National Citizen Service has missed key targets and needs to reduce its costs by almost 30 per cent, the National Audit Office said in a report last week.
The NCS is the government's flagship youth volunteering programme, and is projected to have an annual budget of more than £400m by the end of this Parliament. Theresa May renewed the government commitment to the NCS last week in the launch of her "shared society" vision.
In the its evaluation of National Citizen Service, NAO said the government was spending too much per participant, was not recruiting nearly enough people to hit its targets, and had spent over £10m paying for places which went unfilled. It said there was also no evidence that the NCS provided enduring benefits to attendees, and that "significant and critical" policy changes were now needed.
It said the OCS and the trust need to focus on reducing costs to be able to reach its ambitious participation targets.
“The cost per participant needs to fall by 29 per cent to £1,314 in 2019 for the Trust to provide 300,000 places and stay within the funding envelope,” the report said.
NAO said that at its current rate of growth it is unlikely to reach its participation target of 360,000 by 2021 and said controlling costs had been a low priority so far.
Amyas Morse, head of the NAO, said: “NCS is now at a critical stage. The OCS and the trust have shown that NCS can attract large numbers of participants, and participation has a positive effect on young people.
“These are no small achievements, but it remains unclear whether these effects are enduring and whether NCS can grow to become 'a rite of passage' available to all 16- to 17-year-olds.The OCS and the trust now need to think radically about the aspects of the current programme that work and how best to achieve NCS's aims at a more affordable cost to the taxpayer.”

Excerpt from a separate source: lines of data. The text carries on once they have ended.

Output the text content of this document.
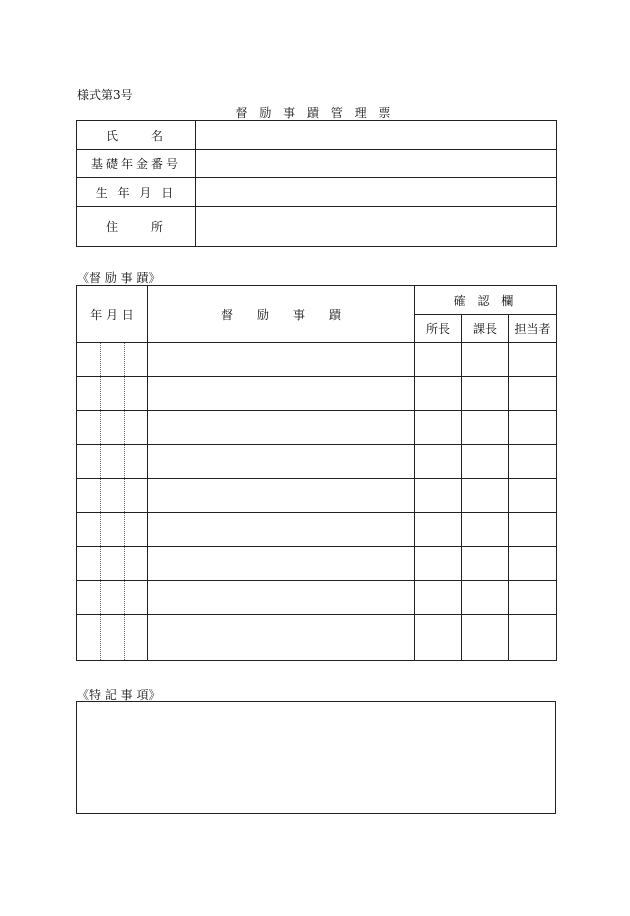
様式第3号
督 励 事 蹟 管 理 票
氏　　名	
基礎年金番号	
生 年 月 日	
住　　所	
《督 励 事 蹟》
年 月 日	督　　励　　事　　蹟	確 認 欄		
		所長	課長	担当者

《特 記 事 項》
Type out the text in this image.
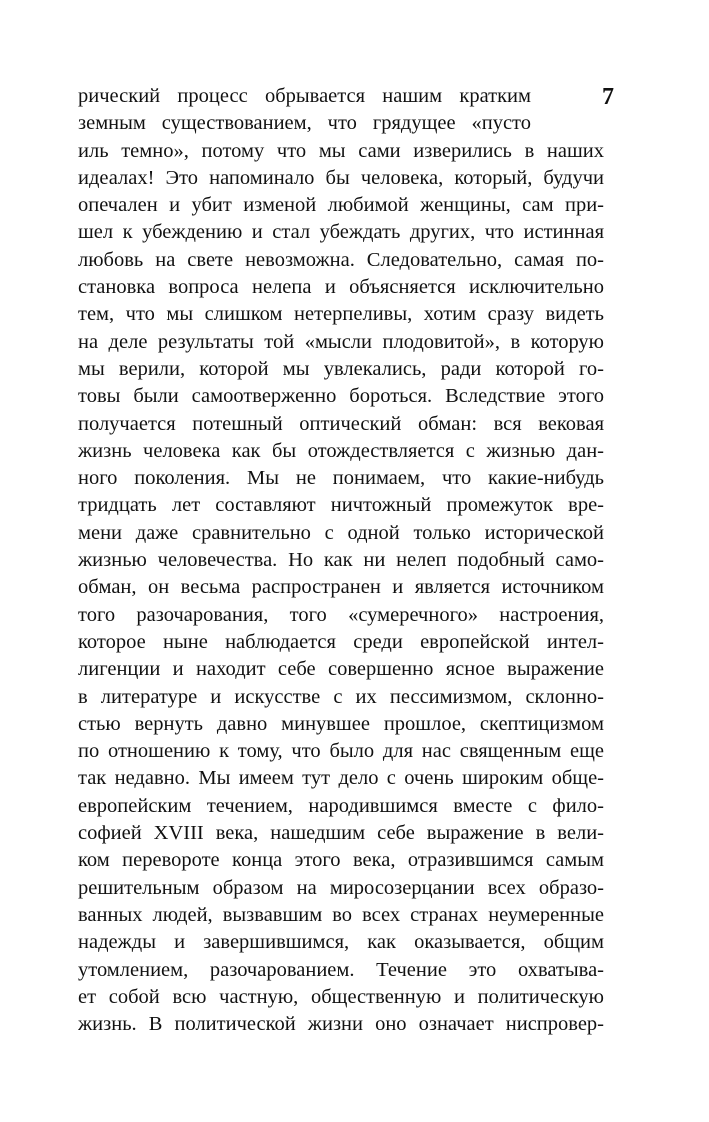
7
рический процесс обрывается нашим кратким
земным существованием, что грядущее «пусто
иль темно», потому что мы сами изверились в наших
идеалах! Это напоминало бы человека, который, будучи
опечален и убит изменой любимой женщины, сам при-
шел к убеждению и стал убеждать других, что истинная
любовь на свете невозможна. Следовательно, самая по-
становка вопроса нелепа и объясняется исключительно
тем, что мы слишком нетерпеливы, хотим сразу видеть
на деле результаты той «мысли плодовитой», в которую
мы верили, которой мы увлекались, ради которой го-
товы были самоотверженно бороться. Вследствие этого
получается потешный оптический обман: вся вековая
жизнь человека как бы отождествляется с жизнью дан-
ного поколения. Мы не понимаем, что какие-нибудь
тридцать лет составляют ничтожный промежуток вре-
мени даже сравнительно с одной только исторической
жизнью человечества. Но как ни нелеп подобный само-
обман, он весьма распространен и является источником
того разочарования, того «сумеречного» настроения,
которое ныне наблюдается среди европейской интел-
лигенции и находит себе совершенно ясное выражение
в литературе и искусстве с их пессимизмом, склонно-
стью вернуть давно минувшее прошлое, скептицизмом
по отношению к тому, что было для нас священным еще
так недавно. Мы имеем тут дело с очень широким обще-
европейским течением, народившимся вместе с фило-
софией XVIII века, нашедшим себе выражение в вели-
ком перевороте конца этого века, отразившимся самым
решительным образом на миросозерцании всех образо-
ванных людей, вызвавшим во всех странах неумеренные
надежды и завершившимся, как оказывается, общим
утомлением, разочарованием. Течение это охватыва-
ет собой всю частную, общественную и политическую
жизнь. В политической жизни оно означает ниспровер-
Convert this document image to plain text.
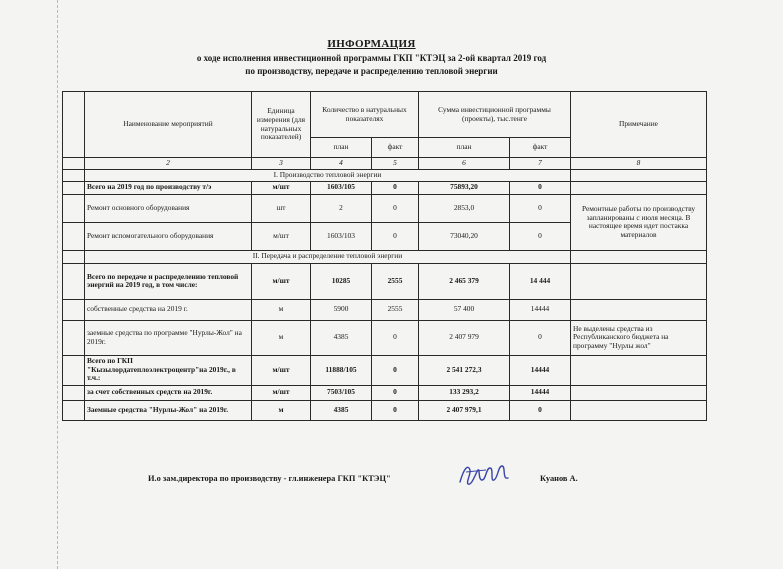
ИНФОРМАЦИЯ
о ходе исполнения инвестиционной программы ГКП "КТЭЦ за 2-ой квартал 2019 год
по производству, передаче и распределению тепловой энергии
	Наименование мероприятий	Единица измерения (для натуральных показателей)	Количество в натуральных показателях		Сумма инвестиционной программы (проекты), тыс.тенге		Примечание
			план	факт	план	факт	
	2	3	4	5	6	7	8
	I. Производство тепловой энергии						
	Всего на 2019 год по производству т/э	м/шт	1603/105	0	75893,20	0	
	Ремонт основного оборудования	шт	2	0	2853,0	0	Ремонтные работы по производству запланированы с июля месяца. В настоящее время идет постакка материалов
	Ремонт вспомогательного оборудования	м/шт	1603/103	0	73040,20	0	
	II. Передача и распределение тепловой энергии						
	Всего по передаче и распределению тепловой энергий на 2019 год, в том числе:	м/шт	10285	2555	2 465 379	14 444	
	собственные средства на 2019 г.	м	5900	2555	57 400	14444	
	заемные средства по программе "Нурлы-Жол" на 2019г.	м	4385	0	2 407 979	0	Не выделены средства из Республиканского бюджета на программу "Нурлы жол"
	Всего по ГКП "Кызылордатеплоэлектроцентр"на 2019г., в т.ч.:	м/шт	11888/105	0	2 541 272,3	14444	
	за счет собственных средств на 2019г.	м/шт	7503/105	0	133 293,2	14444	
	Заемные средства "Нурлы-Жол" на 2019г.	м	4385	0	2 407 979,1	0	
И.о зам.директора по производству - гл.инженера ГКП "КТЭЦ"	Куанов А.
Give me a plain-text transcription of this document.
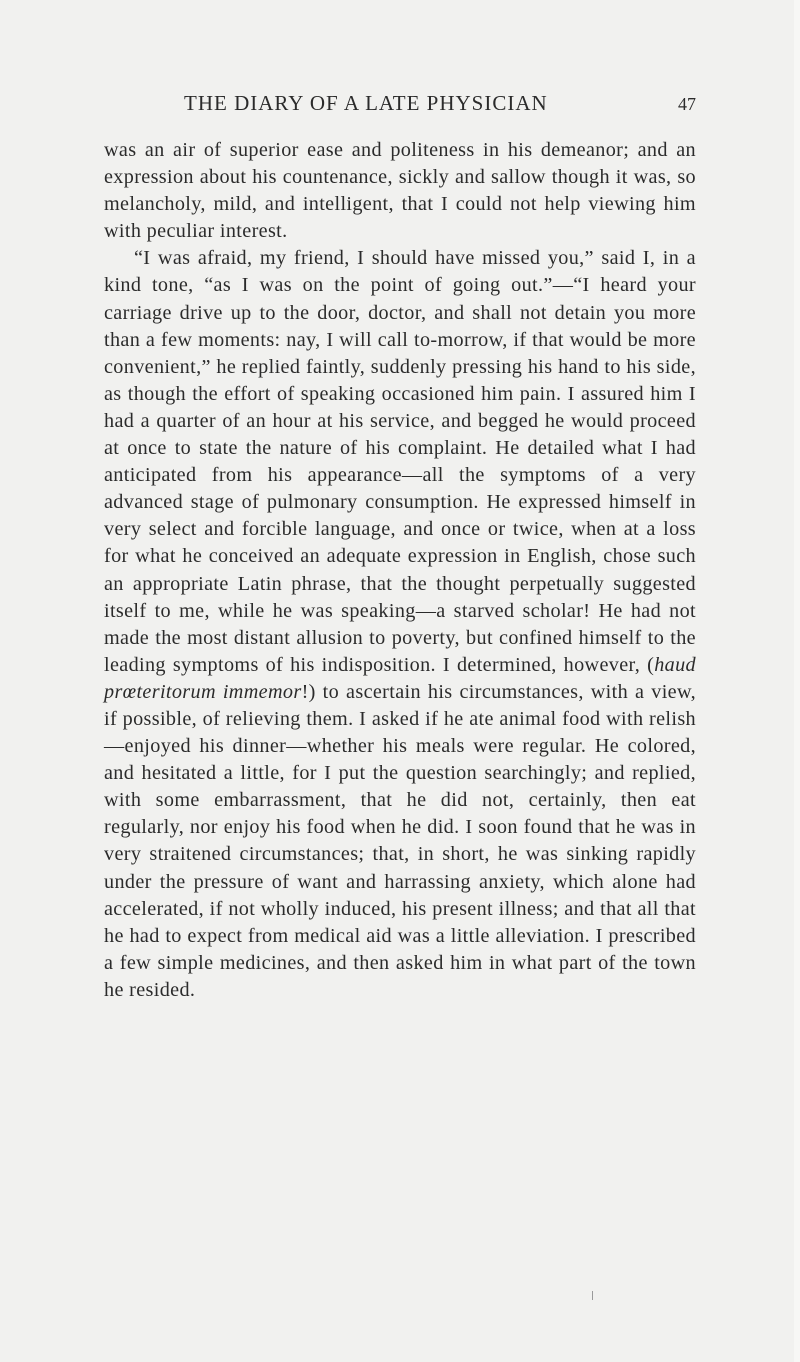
THE DIARY OF A LATE PHYSICIAN	47

was an air of superior ease and politeness in his demeanor; and an expression about his countenance, sickly and sallow though it was, so melancholy, mild, and intelligent, that I could not help viewing him with peculiar interest.

“I was afraid, my friend, I should have missed you,” said I, in a kind tone, “as I was on the point of going out.”—“I heard your carriage drive up to the door, doctor, and shall not detain you more than a few moments: nay, I will call to-morrow, if that would be more convenient,” he replied faintly, suddenly pressing his hand to his side, as though the effort of speaking occasioned him pain. I assured him I had a quarter of an hour at his service, and begged he would proceed at once to state the nature of his complaint. He detailed what I had anticipated from his appearance—all the symptoms of a very advanced stage of pulmonary consumption. He expressed himself in very select and forcible language, and once or twice, when at a loss for what he conceived an adequate expression in English, chose such an appropriate Latin phrase, that the thought perpetually suggested itself to me, while he was speaking—a starved scholar! He had not made the most distant allusion to poverty, but confined himself to the leading symptoms of his indisposition. I determined, however, (haud prœteritorum immemor!) to ascertain his circumstances, with a view, if possible, of relieving them. I asked if he ate animal food with relish—enjoyed his dinner—whether his meals were regular. He colored, and hesitated a little, for I put the question searchingly; and replied, with some embarrassment, that he did not, certainly, then eat regularly, nor enjoy his food when he did. I soon found that he was in very straitened circumstances; that, in short, he was sinking rapidly under the pressure of want and harrassing anxiety, which alone had accelerated, if not wholly induced, his present illness; and that all that he had to expect from medical aid was a little alleviation. I prescribed a few simple medicines, and then asked him in what part of the town he resided.
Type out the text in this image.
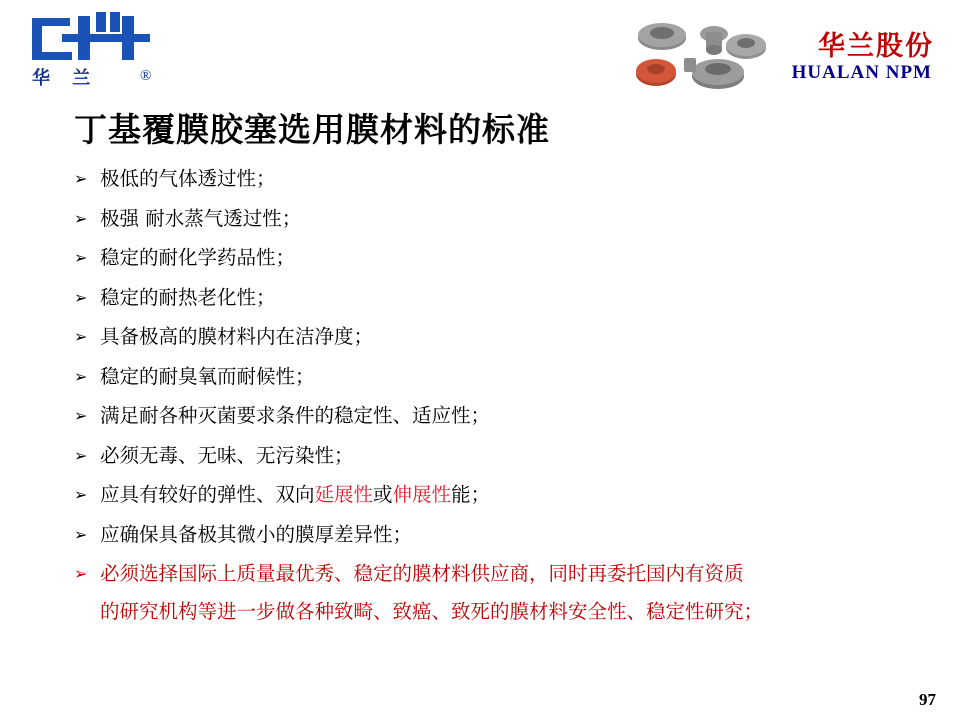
华 兰	®
华兰股份
HUALAN NPM
丁基覆膜胶塞选用膜材料的标准
➢ 极低的气体透过性；
➢ 极强 耐水蒸气透过性；
➢ 稳定的耐化学药品性；
➢ 稳定的耐热老化性；
➢ 具备极高的膜材料内在洁净度；
➢ 稳定的耐臭氧而耐候性；
➢ 满足耐各种灭菌要求条件的稳定性、适应性；
➢ 必须无毒、无味、无污染性；
➢ 应具有较好的弹性、双向延展性或伸展性能；
➢ 应确保具备极其微小的膜厚差异性；
➢ 必须选择国际上质量最优秀、稳定的膜材料供应商，同时再委托国内有资质
的研究机构等进一步做各种致畸、致癌、致死的膜材料安全性、稳定性研究；
97
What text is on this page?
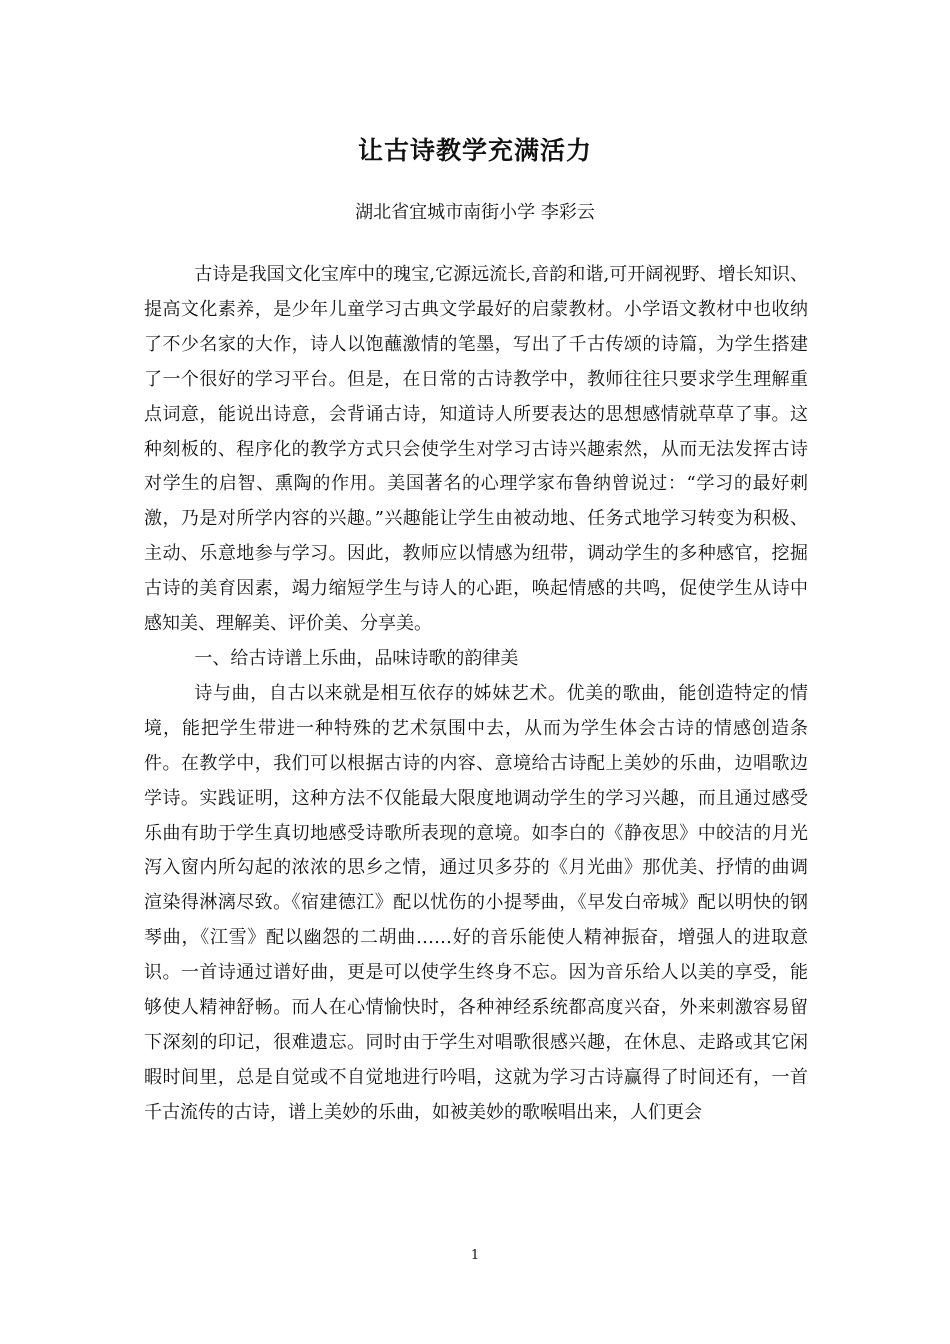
让古诗教学充满活力

湖北省宜城市南街小学 李彩云

古诗是我国文化宝库中的瑰宝,它源远流长,音韵和谐,可开阔视野、增长知识、提高文化素养，是少年儿童学习古典文学最好的启蒙教材。小学语文教材中也收纳了不少名家的大作，诗人以饱蘸激情的笔墨，写出了千古传颂的诗篇，为学生搭建了一个很好的学习平台。但是，在日常的古诗教学中，教师往往只要求学生理解重点词意，能说出诗意，会背诵古诗，知道诗人所要表达的思想感情就草草了事。这种刻板的、程序化的教学方式只会使学生对学习古诗兴趣索然，从而无法发挥古诗对学生的启智、熏陶的作用。美国著名的心理学家布鲁纳曾说过：“学习的最好刺激，乃是对所学内容的兴趣。”兴趣能让学生由被动地、任务式地学习转变为积极、主动、乐意地参与学习。因此，教师应以情感为纽带，调动学生的多种感官，挖掘古诗的美育因素，竭力缩短学生与诗人的心距，唤起情感的共鸣，促使学生从诗中感知美、理解美、评价美、分享美。

一、给古诗谱上乐曲，品味诗歌的韵律美

诗与曲，自古以来就是相互依存的姊妹艺术。优美的歌曲，能创造特定的情境，能把学生带进一种特殊的艺术氛围中去，从而为学生体会古诗的情感创造条件。在教学中，我们可以根据古诗的内容、意境给古诗配上美妙的乐曲，边唱歌边学诗。实践证明，这种方法不仅能最大限度地调动学生的学习兴趣，而且通过感受乐曲有助于学生真切地感受诗歌所表现的意境。如李白的《静夜思》中皎洁的月光泻入窗内所勾起的浓浓的思乡之情，通过贝多芬的《月光曲》那优美、抒情的曲调渲染得淋漓尽致。《宿建德江》配以忧伤的小提琴曲，《早发白帝城》配以明快的钢琴曲，《江雪》配以幽怨的二胡曲……好的音乐能使人精神振奋，增强人的进取意识。一首诗通过谱好曲，更是可以使学生终身不忘。因为音乐给人以美的享受，能够使人精神舒畅。而人在心情愉快时，各种神经系统都高度兴奋，外来刺激容易留下深刻的印记，很难遗忘。同时由于学生对唱歌很感兴趣，在休息、走路或其它闲暇时间里，总是自觉或不自觉地进行吟唱，这就为学习古诗赢得了时间还有，一首千古流传的古诗，谱上美妙的乐曲，如被美妙的歌喉唱出来，人们更会

1
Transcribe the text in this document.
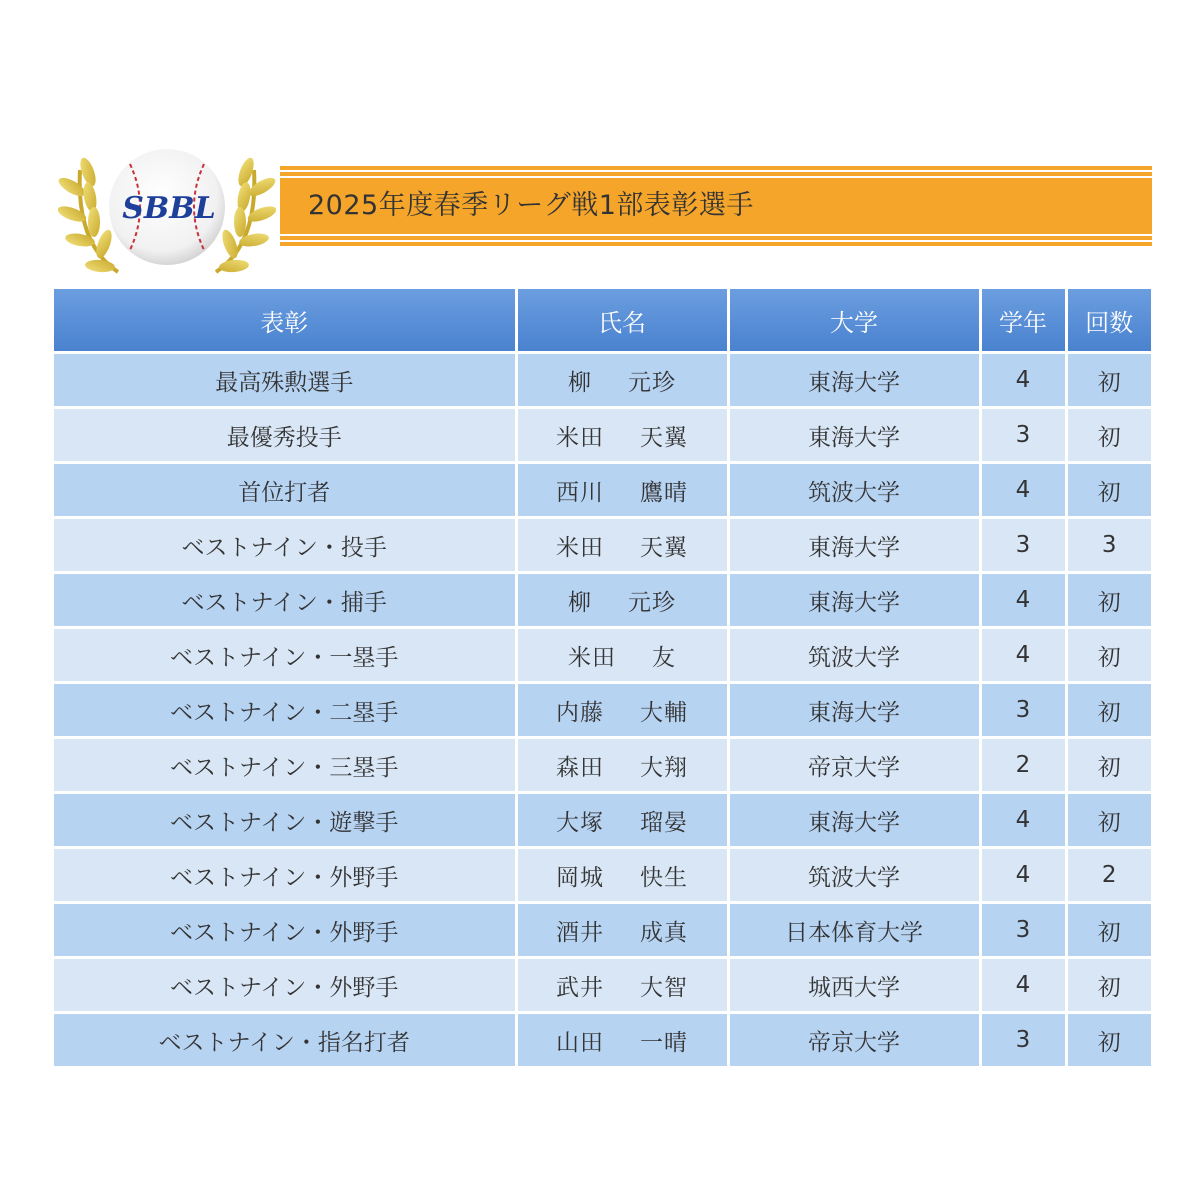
SBBL	2025年度春季リーグ戦1部表彰選手
表彰	氏名	大学	学年	回数
最高殊勲選手	柳 元珍	東海大学	4	初
最優秀投手	米田 天翼	東海大学	3	初
首位打者	西川 鷹晴	筑波大学	4	初
ベストナイン・投手	米田 天翼	東海大学	3	3
ベストナイン・捕手	柳 元珍	東海大学	4	初
ベストナイン・一塁手	米田 友	筑波大学	4	初
ベストナイン・二塁手	内藤 大輔	東海大学	3	初
ベストナイン・三塁手	森田 大翔	帝京大学	2	初
ベストナイン・遊撃手	大塚 瑠晏	東海大学	4	初
ベストナイン・外野手	岡城 快生	筑波大学	4	2
ベストナイン・外野手	酒井 成真	日本体育大学	3	初
ベストナイン・外野手	武井 大智	城西大学	4	初
ベストナイン・指名打者	山田 一晴	帝京大学	3	初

The report said it: “OCS and the trust now need to show they can grow NCS as intended and run it at more affordable cost to the taxpayer. As currently constituted, it is not clear how the programme will do this. Weaknesses in governance and cost control need to be addressed.”
'Costs too much'
After looking at the NCS Trust’s board minutes NAO concluded that it had “not focused on understanding and controlling costs”.
OCS and the trust expect to spend £1,853 on each participant, which is £300 more per participant that the 2015 Spending Review implied. The NCS Trust spent a total £175m last year.
The trust has secured £7m in corporate support for this year, falling £3m short of a £10m target.
During 2016 the trust paid an estimated £10m “for places not filled”. For the first time it has commissioned auditors to try and recover the funding.
It also spent £2.7m on media campaigns.
NAO said the trust did this because of the emphasis on participation targets.
“It told us that without such high targets it could have shifted resources towards other levers to grow NCS, which may have been cheaper and more sustainable.”
In 2016/17 NCS is expected to cost £187m.
By 2019/20 it is expected to cost £424m – though HM Treasury has “not yet confirmed funding” to support the growth outlined for this year, according to NAO.
‘Participation has not grown as quickly as desired’
In 2016 OCS again missed its participation target. Around 93,000 young people took part, filling 75 per cent of the 124,000 places available.
NAO said “significant and critical policy changes” are needed if it is to meet its target for 2010.
NAO also warns that participation targets are ambitious. It said that to reach 360,000 participants by 2020 it would need an average growth rate of 40 per cent over four years “exceeding the 2015 and 2016 growth rate of 31 per cent and 23 per cent respectively”.
If participation grows as 23 per cent over four years it would reach 213,000 in 2020/21.
The report highlighted that OCS and the trust had been hoping for more support from the Department for Education.
At the moment the DfE’s “commitments do not included placing a formal duty on schools or considering NCS in Ofsted inspections”, which the trust had hoped for.
When plans to put the programme on a statutory footing were announced in the Queen’s speech, it included placing a formal duty on local authorities and schools to promote the NCS. However this was not included in the bill when it was introduced to Parliament.
NAO said: “Without these policy changes, alongside operational improvements, it is unlikely the OCS will meet its aim for 360,000 young people undertaking NCS in 2020.
“The OCS and the trust are now rethinking their long term aspirations and updating their implementation plans.”